Tout ingrédient, tout plat, originaire d’un endroit précis, voyage et connaît plusieurs vies. En Égypte, très pauvre en herbes jusqu’au XIXe siècle, la nourriture a toujours été liée au commerce. De tous temps, les épices et les herbes aromatiques ont été ramenées d’Afrique ou du Levant. Et dès lors qu’il s’agit de faire du commerce, les plats ont été adaptés pour satisfaire les goûts. Avec les échanges et la globalisation, commencés avec la Route de la soie, des transferts ont eu lieu. Les Syriens, qui sont futés, vont ainsi modifier l’alimentation égyptienne, et façonner les saveurs comme ils l’ont déjà fait. C’est normal : nous n’avons pas en Égypte une cuisine complexe.
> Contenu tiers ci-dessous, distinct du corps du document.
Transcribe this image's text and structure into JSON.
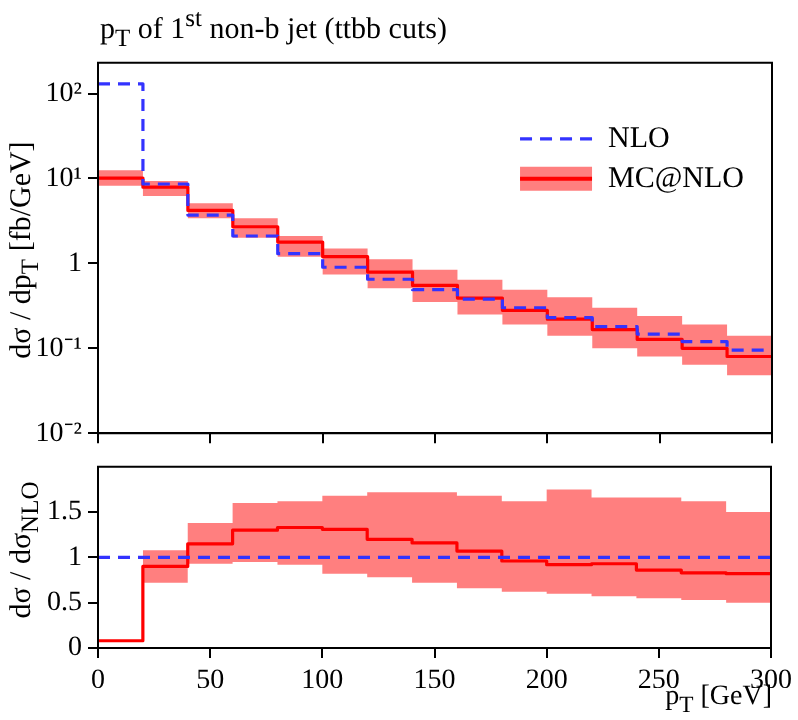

Aujourd’hui, des gens très simples utilisent la mélasse de grenade pour revisiter les recettes traditionnelles, ce qui n’était pas du tout fréquent avant.

Et les peurs que cela provoque ? Pour elle : « Les voix qui s’élèvent pour sauver l’identité nationale reflètent un désir de se survaloriser, de se démarquer, de dire : après tout vous êtes chez nous ! Mais entre l’assimilation et la démarcation, il existe aussi de nombreuses nuances, des zones grises. »

1Ces chiffres sont tirés du rapport publié par le conseil des ministres sur le nombre de réfugiés, d’immigrés et de demandeurs d’asile, en janvier 2024. Ces quatre nationalités constituent environ 80 % des étrangers qui résident en Égypte.

2Mai Ali Hassan, « The Insertion of Syrian Refugees in the Egyptian Labor Market : with Special Focus on Food and Restaurants Sector », AUC Knowledge Fountain, The American University in Cairo, 2021. Sajeda Khattab, « Syrian Investments and the Insertion of Displaced Syrians in the Egyptian Labor Market », AUC Knowledge Fountain, American University in Cairo, 2024.

3Dans Cairo Papers in Social Science, vol.34, no.4, American University Press, 2017.